Chopping Wood and Carrying Water
For six months last year, Megan and I lived in two cabins in the deep woods of the Appalachian Mountains. It was just us, curious deer, loud chipmunks, and an orchestra of birds with an occasional snake, lizard, or an oversized beetle. Many of our friends were worried about us, but we loved every minute of it. My regular routine entailed getting wood for the fireplace and bringing up 5-gallon water bottles uphill. Apparently, chopping wood and carrying water is also an old practice discussed in Zen Buddhist teachings.
This new routine, though, made me think of investing. Many get into it because of a promise of big wins with no effort. They search for quick thrills and easy wins. To them, investing may feel like a lucky coin toss; to us, it feels more like chopping wood and carrying water – we are working with a goal of compounding wealth over the long run, one day, one stock, one win at a time.
Having left the comfort and the convenience of a city apartment, I felt a stark difference between our forest living and what our life used to look like. Many of you have only seen me wear a suit and can’t picture me in a forest setting. Some of you probably already know that last year I took many calls from my hammock up on a hill among the trees with birds singing in the background. I had someone ask if those sounds are real, followed by a comment on how nice and calming they were.
When we moved to the woods, my dad told me that I’m reliving my childhood, and he had a point. I spent summers in our lake house roaming the woods with my dog. It might have been a while, but I’m no stranger to chopping wood and carrying water. I planted trees, and I even helped dig a well in my previous life. Now that I think about it, I wonder if my investor education in patience, persistence, and lifelong disciplined practice started in university halls or back in the deep woods, exactly where I found myself all over again in the midst of the pandemic.
When I read about the new wave of investors joining the market these days, I’m a little worried – not for me, for us, but them. I’m all for everyone becoming an investor. In my talks, I often say – “it’s your world out there; why not own a piece of it, no matter how small.” The new market enthusiasts, as media labels them, seem to often come with big expectations, a short attention span, and an investment horizon counted in hours or days. I believe that approach resembles more a coin toss where luck is the only thing that matters.
I’d say that buying stocks has never been easier while investing has never been more challenging.
With an app and a brokerage account, and almost any amount of money, almost anyone can buy and sell stocks from almost anywhere, including a basement, a couch, or a hammock, for that matter. The speed is mindboggling, too. Such a market enthusiast can enter and exit any position many times a day with every change of heart. It fattens the brokers’ wallets but most likely doesn’t help the investor.
An app on the phone that looks like a game is conducive to a certain behavior, in my opinion. Players, because it’s hard to call them investors, might easily lose touch with reality. There is even a new term for it – “gamification of investing.” The experience is built to make users feel like winners with virtual confetti flying on the screen. Apparently, tt makes enthusiasts want to play more and make even bigger bets. Eventually, small losses can quickly turn into insurmountable losses.
Why has investing never been harder? We’ve never had more distractions, more noise, more information to sift through. It’s never been easier to feel the dreaded fear of missing out. J.P. Morgan, the legendary banker, famously said: “Nothing so undermines your financial judgment as the sight of your neighbor getting rich.”
Patience, focus, the discipline has never been harder to develop and nurture.

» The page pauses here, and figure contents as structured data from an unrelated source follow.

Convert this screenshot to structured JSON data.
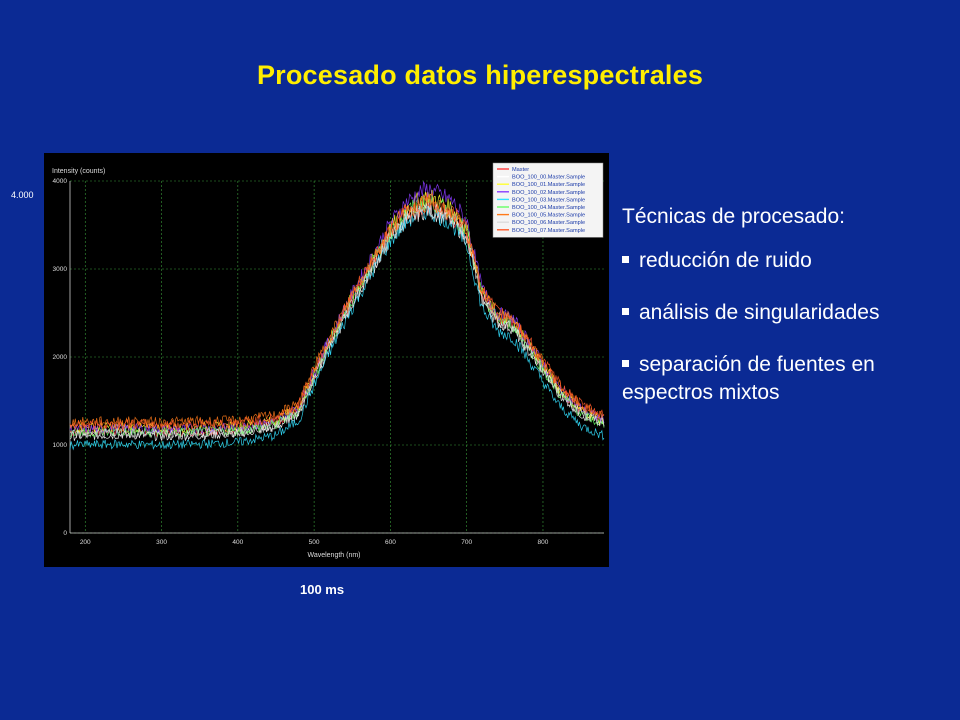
{
  "slide": {
    "title": "Procesado datos hiperespectrales",
    "ymark": "4.000",
    "caption": "100 ms",
    "bullets_heading": "Técnicas de procesado:",
    "bullets": [
      "reducción de ruido",
      "análisis de singularidades",
      "separación de fuentes en espectros mixtos"
    ],
    "colors": {
      "background": "#0b2a94",
      "title": "#ffee00",
      "text": "#ffffff"
    }
  },
  "chart_data": {
    "type": "line",
    "ylabel": "Intensity (counts)",
    "xlabel": "Wavelength (nm)",
    "xlim": [
      180,
      880
    ],
    "ylim": [
      0,
      4000
    ],
    "x_ticks": [
      200,
      300,
      400,
      500,
      600,
      700,
      800
    ],
    "y_ticks": [
      0,
      1000,
      2000,
      3000,
      4000
    ],
    "grid": true,
    "legend_position": "top-right",
    "x": [
      180,
      250,
      300,
      350,
      400,
      450,
      480,
      500,
      520,
      550,
      580,
      600,
      620,
      640,
      650,
      660,
      680,
      700,
      720,
      740,
      760,
      780,
      800,
      820,
      850,
      880
    ],
    "series": [
      {
        "name": "Master",
        "color": "#ff3b3b",
        "values": [
          1150,
          1170,
          1150,
          1160,
          1180,
          1250,
          1400,
          1800,
          2150,
          2650,
          3100,
          3400,
          3600,
          3700,
          3720,
          3680,
          3600,
          3400,
          2700,
          2450,
          2400,
          2150,
          1900,
          1650,
          1400,
          1280
        ]
      },
      {
        "name": "BOO_100_00.Master.Sample",
        "color": "#ffffff",
        "values": [
          1100,
          1120,
          1100,
          1110,
          1130,
          1200,
          1360,
          1750,
          2100,
          2600,
          3050,
          3350,
          3550,
          3650,
          3670,
          3630,
          3560,
          3350,
          2650,
          2400,
          2330,
          2080,
          1840,
          1600,
          1350,
          1230
        ]
      },
      {
        "name": "BOO_100_01.Master.Sample",
        "color": "#ffff33",
        "values": [
          1200,
          1200,
          1190,
          1200,
          1210,
          1280,
          1430,
          1830,
          2180,
          2690,
          3150,
          3460,
          3680,
          3800,
          3830,
          3790,
          3700,
          3480,
          2740,
          2480,
          2420,
          2170,
          1910,
          1650,
          1400,
          1270
        ]
      },
      {
        "name": "BOO_100_02.Master.Sample",
        "color": "#8a3bff",
        "values": [
          1180,
          1190,
          1180,
          1190,
          1200,
          1270,
          1430,
          1840,
          2200,
          2720,
          3200,
          3520,
          3750,
          3880,
          3910,
          3870,
          3780,
          3550,
          2780,
          2500,
          2440,
          2190,
          1920,
          1660,
          1410,
          1280
        ]
      },
      {
        "name": "BOO_100_03.Master.Sample",
        "color": "#33e0ff",
        "values": [
          1000,
          1010,
          1000,
          1010,
          1030,
          1110,
          1280,
          1680,
          2050,
          2560,
          3020,
          3320,
          3530,
          3640,
          3660,
          3620,
          3520,
          3280,
          2560,
          2300,
          2230,
          1980,
          1720,
          1460,
          1220,
          1100
        ]
      },
      {
        "name": "BOO_100_04.Master.Sample",
        "color": "#66ff66",
        "values": [
          1140,
          1150,
          1140,
          1150,
          1160,
          1230,
          1390,
          1790,
          2150,
          2660,
          3120,
          3420,
          3640,
          3750,
          3770,
          3730,
          3640,
          3420,
          2690,
          2430,
          2370,
          2120,
          1860,
          1600,
          1350,
          1220
        ]
      },
      {
        "name": "BOO_100_05.Master.Sample",
        "color": "#ff7a1a",
        "values": [
          1260,
          1270,
          1260,
          1270,
          1280,
          1340,
          1480,
          1880,
          2220,
          2710,
          3150,
          3440,
          3640,
          3730,
          3750,
          3710,
          3630,
          3430,
          2730,
          2480,
          2430,
          2180,
          1940,
          1690,
          1440,
          1320
        ]
      },
      {
        "name": "BOO_100_06.Master.Sample",
        "color": "#dcdcdc",
        "values": [
          1120,
          1140,
          1120,
          1130,
          1150,
          1220,
          1380,
          1770,
          2120,
          2620,
          3070,
          3370,
          3570,
          3670,
          3690,
          3650,
          3580,
          3380,
          2670,
          2420,
          2350,
          2100,
          1850,
          1600,
          1360,
          1240
        ]
      },
      {
        "name": "BOO_100_07.Master.Sample",
        "color": "#ff5a2a",
        "values": [
          1230,
          1240,
          1230,
          1240,
          1250,
          1310,
          1460,
          1860,
          2200,
          2700,
          3150,
          3450,
          3660,
          3760,
          3780,
          3740,
          3660,
          3460,
          2760,
          2510,
          2460,
          2210,
          1960,
          1710,
          1460,
          1340
        ]
      }
    ]
  }
}
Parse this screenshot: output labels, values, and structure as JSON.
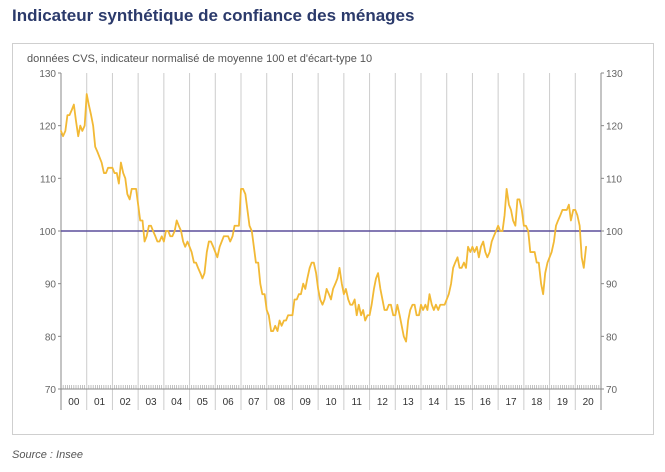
{
  "title": "Indicateur synthétique de confiance des ménages",
  "source": "Source : Insee",
  "chart_data": {
    "type": "line",
    "subtitle": "données CVS, indicateur normalisé de moyenne 100 et d'écart-type 10",
    "ylim": [
      70,
      130
    ],
    "yticks": [
      70,
      80,
      90,
      100,
      110,
      120,
      130
    ],
    "reference_line": 100,
    "x_categories": [
      "00",
      "01",
      "02",
      "03",
      "04",
      "05",
      "06",
      "07",
      "08",
      "09",
      "10",
      "11",
      "12",
      "13",
      "14",
      "15",
      "16",
      "17",
      "18",
      "19",
      "20"
    ],
    "x_start_year": 2000,
    "x_end_year": 2021,
    "grid": "vertical lines at each year",
    "series": [
      {
        "color": "#f2b935",
        "points": [
          [
            2000.0,
            119
          ],
          [
            2000.08,
            118
          ],
          [
            2000.17,
            119
          ],
          [
            2000.25,
            122
          ],
          [
            2000.33,
            122
          ],
          [
            2000.42,
            123
          ],
          [
            2000.5,
            124
          ],
          [
            2000.58,
            121
          ],
          [
            2000.67,
            118
          ],
          [
            2000.75,
            120
          ],
          [
            2000.83,
            119
          ],
          [
            2000.92,
            120
          ],
          [
            2001.0,
            126
          ],
          [
            2001.08,
            124
          ],
          [
            2001.17,
            122
          ],
          [
            2001.25,
            120
          ],
          [
            2001.33,
            116
          ],
          [
            2001.42,
            115
          ],
          [
            2001.5,
            114
          ],
          [
            2001.58,
            113
          ],
          [
            2001.67,
            111
          ],
          [
            2001.75,
            111
          ],
          [
            2001.83,
            112
          ],
          [
            2001.92,
            112
          ],
          [
            2002.0,
            112
          ],
          [
            2002.08,
            111
          ],
          [
            2002.17,
            111
          ],
          [
            2002.25,
            109
          ],
          [
            2002.33,
            113
          ],
          [
            2002.42,
            111
          ],
          [
            2002.5,
            110
          ],
          [
            2002.58,
            107
          ],
          [
            2002.67,
            106
          ],
          [
            2002.75,
            108
          ],
          [
            2002.83,
            108
          ],
          [
            2002.92,
            108
          ],
          [
            2003.0,
            105
          ],
          [
            2003.08,
            102
          ],
          [
            2003.17,
            102
          ],
          [
            2003.25,
            98
          ],
          [
            2003.33,
            99
          ],
          [
            2003.42,
            101
          ],
          [
            2003.5,
            101
          ],
          [
            2003.58,
            100
          ],
          [
            2003.67,
            99
          ],
          [
            2003.75,
            98
          ],
          [
            2003.83,
            98
          ],
          [
            2003.92,
            99
          ],
          [
            2004.0,
            98
          ],
          [
            2004.08,
            100
          ],
          [
            2004.17,
            100
          ],
          [
            2004.25,
            99
          ],
          [
            2004.33,
            99
          ],
          [
            2004.42,
            100
          ],
          [
            2004.5,
            102
          ],
          [
            2004.58,
            101
          ],
          [
            2004.67,
            100
          ],
          [
            2004.75,
            98
          ],
          [
            2004.83,
            97
          ],
          [
            2004.92,
            98
          ],
          [
            2005.0,
            97
          ],
          [
            2005.08,
            96
          ],
          [
            2005.17,
            94
          ],
          [
            2005.25,
            94
          ],
          [
            2005.33,
            93
          ],
          [
            2005.42,
            92
          ],
          [
            2005.5,
            91
          ],
          [
            2005.58,
            92
          ],
          [
            2005.67,
            96
          ],
          [
            2005.75,
            98
          ],
          [
            2005.83,
            98
          ],
          [
            2005.92,
            97
          ],
          [
            2006.0,
            96
          ],
          [
            2006.08,
            95
          ],
          [
            2006.17,
            97
          ],
          [
            2006.25,
            98
          ],
          [
            2006.33,
            99
          ],
          [
            2006.42,
            99
          ],
          [
            2006.5,
            99
          ],
          [
            2006.58,
            98
          ],
          [
            2006.67,
            99
          ],
          [
            2006.75,
            101
          ],
          [
            2006.83,
            101
          ],
          [
            2006.92,
            101
          ],
          [
            2007.0,
            108
          ],
          [
            2007.08,
            108
          ],
          [
            2007.17,
            107
          ],
          [
            2007.25,
            104
          ],
          [
            2007.33,
            101
          ],
          [
            2007.42,
            100
          ],
          [
            2007.5,
            97
          ],
          [
            2007.58,
            94
          ],
          [
            2007.67,
            94
          ],
          [
            2007.75,
            90
          ],
          [
            2007.83,
            88
          ],
          [
            2007.92,
            88
          ],
          [
            2008.0,
            85
          ],
          [
            2008.08,
            84
          ],
          [
            2008.17,
            81
          ],
          [
            2008.25,
            81
          ],
          [
            2008.33,
            82
          ],
          [
            2008.42,
            81
          ],
          [
            2008.5,
            83
          ],
          [
            2008.58,
            82
          ],
          [
            2008.67,
            83
          ],
          [
            2008.75,
            83
          ],
          [
            2008.83,
            84
          ],
          [
            2008.92,
            84
          ],
          [
            2009.0,
            84
          ],
          [
            2009.08,
            87
          ],
          [
            2009.17,
            87
          ],
          [
            2009.25,
            88
          ],
          [
            2009.33,
            88
          ],
          [
            2009.42,
            90
          ],
          [
            2009.5,
            89
          ],
          [
            2009.58,
            91
          ],
          [
            2009.67,
            93
          ],
          [
            2009.75,
            94
          ],
          [
            2009.83,
            94
          ],
          [
            2009.92,
            92
          ],
          [
            2010.0,
            89
          ],
          [
            2010.08,
            87
          ],
          [
            2010.17,
            86
          ],
          [
            2010.25,
            87
          ],
          [
            2010.33,
            89
          ],
          [
            2010.42,
            88
          ],
          [
            2010.5,
            87
          ],
          [
            2010.58,
            89
          ],
          [
            2010.67,
            90
          ],
          [
            2010.75,
            91
          ],
          [
            2010.83,
            93
          ],
          [
            2010.92,
            90
          ],
          [
            2011.0,
            88
          ],
          [
            2011.08,
            89
          ],
          [
            2011.17,
            87
          ],
          [
            2011.25,
            86
          ],
          [
            2011.33,
            86
          ],
          [
            2011.42,
            87
          ],
          [
            2011.5,
            84
          ],
          [
            2011.58,
            86
          ],
          [
            2011.67,
            84
          ],
          [
            2011.75,
            85
          ],
          [
            2011.83,
            83
          ],
          [
            2011.92,
            84
          ],
          [
            2012.0,
            84
          ],
          [
            2012.08,
            86
          ],
          [
            2012.17,
            89
          ],
          [
            2012.25,
            91
          ],
          [
            2012.33,
            92
          ],
          [
            2012.42,
            89
          ],
          [
            2012.5,
            87
          ],
          [
            2012.58,
            85
          ],
          [
            2012.67,
            85
          ],
          [
            2012.75,
            86
          ],
          [
            2012.83,
            86
          ],
          [
            2012.92,
            84
          ],
          [
            2013.0,
            84
          ],
          [
            2013.08,
            86
          ],
          [
            2013.17,
            84
          ],
          [
            2013.25,
            82
          ],
          [
            2013.33,
            80
          ],
          [
            2013.42,
            79
          ],
          [
            2013.5,
            83
          ],
          [
            2013.58,
            85
          ],
          [
            2013.67,
            86
          ],
          [
            2013.75,
            86
          ],
          [
            2013.83,
            84
          ],
          [
            2013.92,
            84
          ],
          [
            2014.0,
            86
          ],
          [
            2014.08,
            85
          ],
          [
            2014.17,
            86
          ],
          [
            2014.25,
            85
          ],
          [
            2014.33,
            88
          ],
          [
            2014.42,
            86
          ],
          [
            2014.5,
            85
          ],
          [
            2014.58,
            86
          ],
          [
            2014.67,
            85
          ],
          [
            2014.75,
            86
          ],
          [
            2014.83,
            86
          ],
          [
            2014.92,
            86
          ],
          [
            2015.0,
            87
          ],
          [
            2015.08,
            88
          ],
          [
            2015.17,
            90
          ],
          [
            2015.25,
            93
          ],
          [
            2015.33,
            94
          ],
          [
            2015.42,
            95
          ],
          [
            2015.5,
            93
          ],
          [
            2015.58,
            93
          ],
          [
            2015.67,
            94
          ],
          [
            2015.75,
            93
          ],
          [
            2015.83,
            97
          ],
          [
            2015.92,
            96
          ],
          [
            2016.0,
            97
          ],
          [
            2016.08,
            96
          ],
          [
            2016.17,
            97
          ],
          [
            2016.25,
            95
          ],
          [
            2016.33,
            97
          ],
          [
            2016.42,
            98
          ],
          [
            2016.5,
            96
          ],
          [
            2016.58,
            95
          ],
          [
            2016.67,
            96
          ],
          [
            2016.75,
            98
          ],
          [
            2016.83,
            99
          ],
          [
            2016.92,
            100
          ],
          [
            2017.0,
            101
          ],
          [
            2017.08,
            100
          ],
          [
            2017.17,
            100
          ],
          [
            2017.25,
            103
          ],
          [
            2017.33,
            108
          ],
          [
            2017.42,
            105
          ],
          [
            2017.5,
            104
          ],
          [
            2017.58,
            102
          ],
          [
            2017.67,
            101
          ],
          [
            2017.75,
            106
          ],
          [
            2017.83,
            106
          ],
          [
            2017.92,
            104
          ],
          [
            2018.0,
            101
          ],
          [
            2018.08,
            101
          ],
          [
            2018.17,
            100
          ],
          [
            2018.25,
            96
          ],
          [
            2018.33,
            96
          ],
          [
            2018.42,
            96
          ],
          [
            2018.5,
            94
          ],
          [
            2018.58,
            94
          ],
          [
            2018.67,
            90
          ],
          [
            2018.75,
            88
          ],
          [
            2018.83,
            92
          ],
          [
            2018.92,
            94
          ],
          [
            2019.0,
            95
          ],
          [
            2019.08,
            96
          ],
          [
            2019.17,
            98
          ],
          [
            2019.25,
            101
          ],
          [
            2019.33,
            102
          ],
          [
            2019.42,
            103
          ],
          [
            2019.5,
            104
          ],
          [
            2019.58,
            104
          ],
          [
            2019.67,
            104
          ],
          [
            2019.75,
            105
          ],
          [
            2019.83,
            102
          ],
          [
            2019.92,
            104
          ],
          [
            2020.0,
            104
          ],
          [
            2020.08,
            103
          ],
          [
            2020.17,
            101
          ],
          [
            2020.25,
            95
          ],
          [
            2020.33,
            93
          ],
          [
            2020.42,
            97
          ]
        ]
      }
    ]
  }
}
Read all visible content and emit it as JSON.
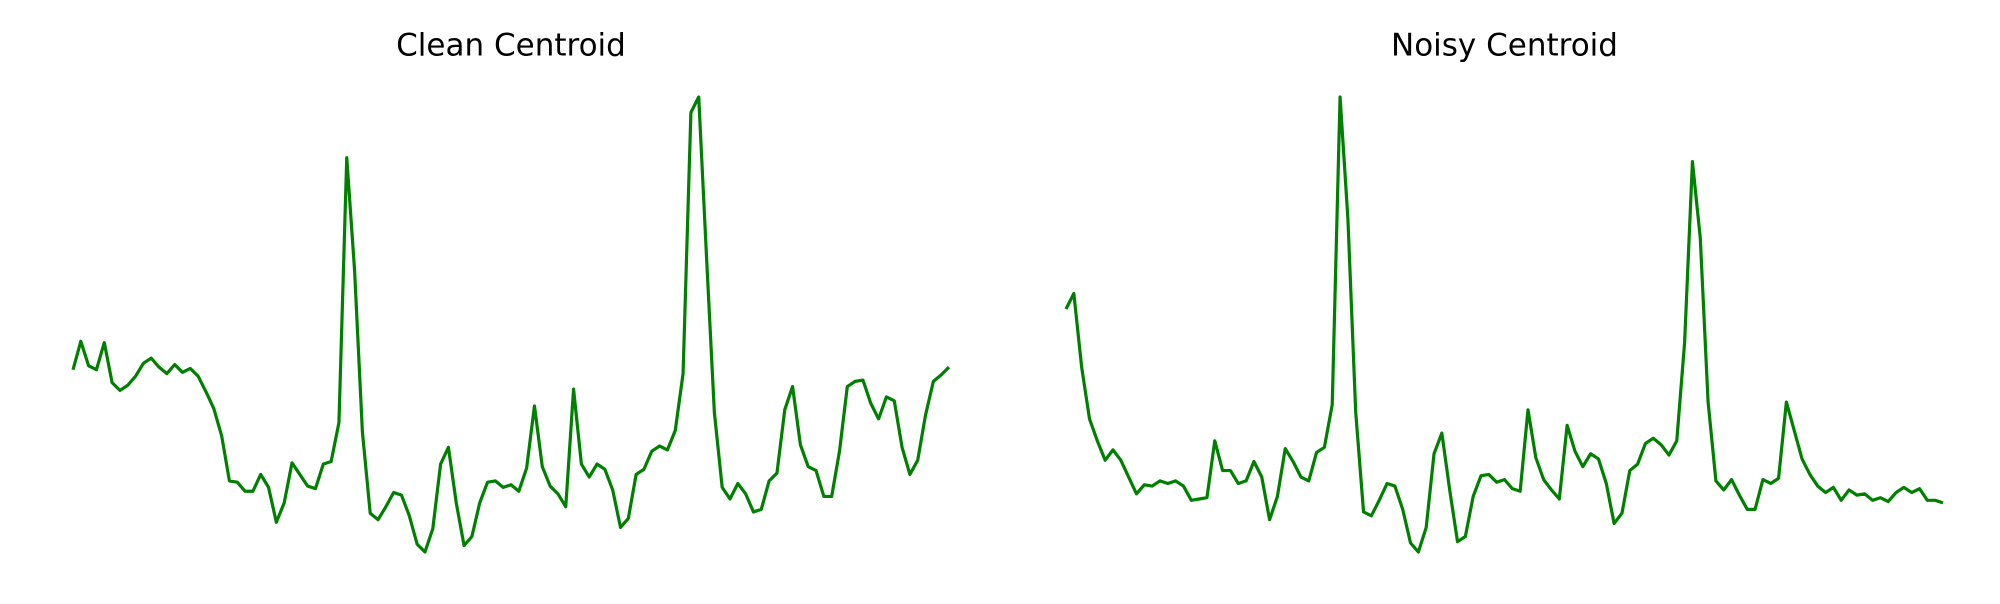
{
  "chart_data": [
    {
      "type": "line",
      "title": "Clean Centroid",
      "color": "#008000",
      "values": [
        153,
        175,
        156,
        153,
        174,
        143,
        137,
        141,
        148,
        158,
        162,
        155,
        150,
        157,
        151,
        154,
        148,
        136,
        123,
        102,
        67,
        66,
        59,
        59,
        72,
        62,
        35,
        50,
        81,
        72,
        63,
        61,
        80,
        82,
        112,
        317,
        230,
        105,
        42,
        37,
        47,
        58,
        56,
        40,
        18,
        12,
        30,
        80,
        93,
        50,
        17,
        24,
        50,
        66,
        67,
        62,
        64,
        59,
        77,
        125,
        78,
        63,
        57,
        47,
        138,
        80,
        70,
        80,
        76,
        60,
        31,
        38,
        72,
        76,
        90,
        94,
        91,
        106,
        150,
        352,
        364,
        240,
        120,
        62,
        53,
        65,
        57,
        43,
        45,
        67,
        73,
        122,
        140,
        95,
        78,
        75,
        55,
        55,
        90,
        140,
        144,
        145,
        127,
        115,
        132,
        129,
        93,
        72,
        83,
        118,
        144,
        149,
        155
      ]
    },
    {
      "type": "line",
      "title": "Noisy Centroid",
      "color": "#008000",
      "values": [
        200,
        212,
        155,
        115,
        98,
        83,
        91,
        83,
        70,
        57,
        64,
        63,
        67,
        65,
        67,
        63,
        52,
        53,
        54,
        98,
        75,
        75,
        65,
        67,
        82,
        70,
        37,
        55,
        92,
        82,
        70,
        67,
        89,
        93,
        126,
        364,
        270,
        120,
        43,
        40,
        52,
        65,
        63,
        45,
        19,
        12,
        31,
        88,
        104,
        60,
        20,
        24,
        55,
        71,
        72,
        66,
        68,
        61,
        59,
        122,
        85,
        68,
        60,
        53,
        110,
        90,
        78,
        88,
        84,
        65,
        34,
        42,
        75,
        80,
        96,
        100,
        95,
        87,
        98,
        174,
        314,
        255,
        128,
        67,
        60,
        68,
        56,
        45,
        45,
        68,
        65,
        69,
        128,
        106,
        84,
        72,
        63,
        58,
        62,
        52,
        60,
        56,
        57,
        52,
        54,
        51,
        58,
        62,
        58,
        61,
        52,
        52,
        50
      ]
    }
  ]
}
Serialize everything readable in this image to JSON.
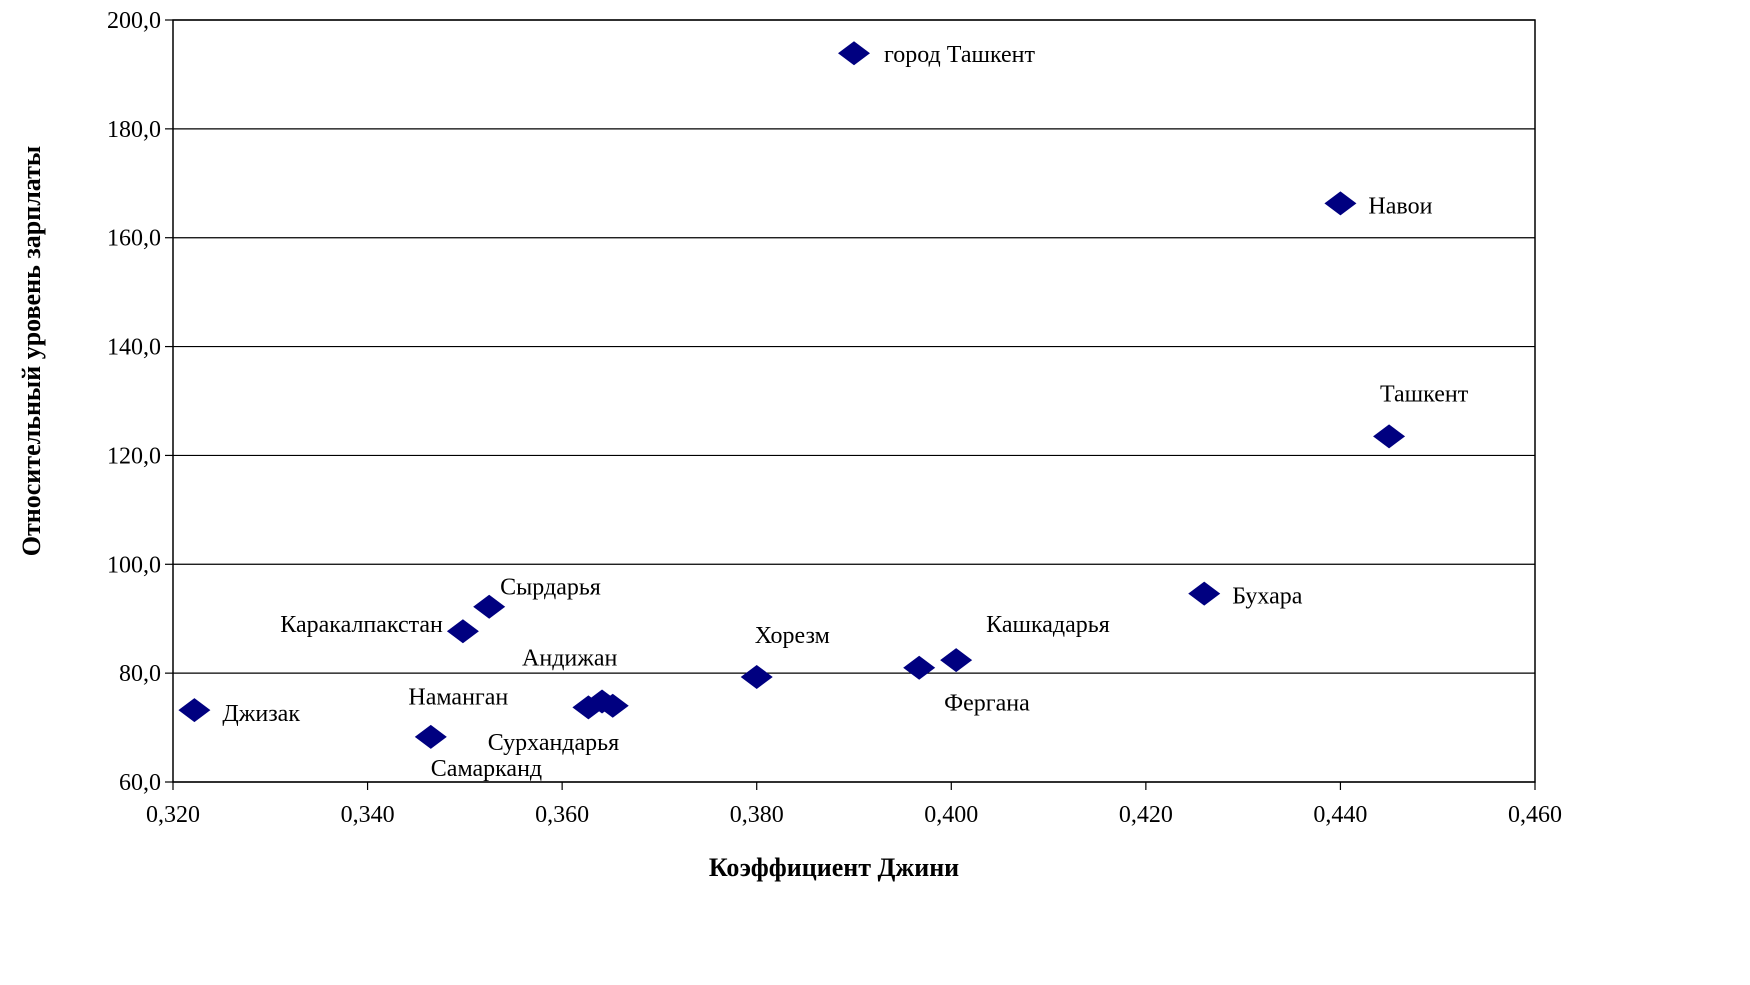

A few years ago, I gave a talk to a group of investors in Zurich; I titled it: “The need to unplug.” I explained how we consciously have to choose what information we let in and what noise we keep out.
I don’t think that the experience offered by low-cost or no-cost brokers is conducive to patient, long-term investing. I do believe it may require an almost impossible degree of discipline to use those tools to invest rather than play.
Whether it was the six-month stint in the woods last year or my childhood days, I still believe that my seemingly mundane daily routine played a big role in making me a better investor. As a firm, we have at our disposal the tech tools to trade in and out of positions in a heartbeat. We have no virtual confetti flying anywhere, though.
Since our goals and approach focus on the long-term growth of capital, we pride ourselves on trading rarely but with a real purpose. We are intentional and deliberate in our actions. I’d recommend the same to anyone passionate about investing.
Let me be clear, investing is a fascinating pursuit, but it’s not a good place to seek quick thrills and easy wins. It’s intellectually stimulating, financially rewarding, and professionally gratifying. Still, the truth is that the practice of lifelong successful investors looks more like chopping wood and carrying water rather than winning a game or a coin toss.
The information provided in this article represents the opinions of Sicart Associates, LLC (“Sicart”) and is expressed as of the date hereof and is subject to change. Sicart assumes no obligation to update or otherwise revise our opinions or this article. The observations and views expressed herein may be changed by Sicart at any time without notice.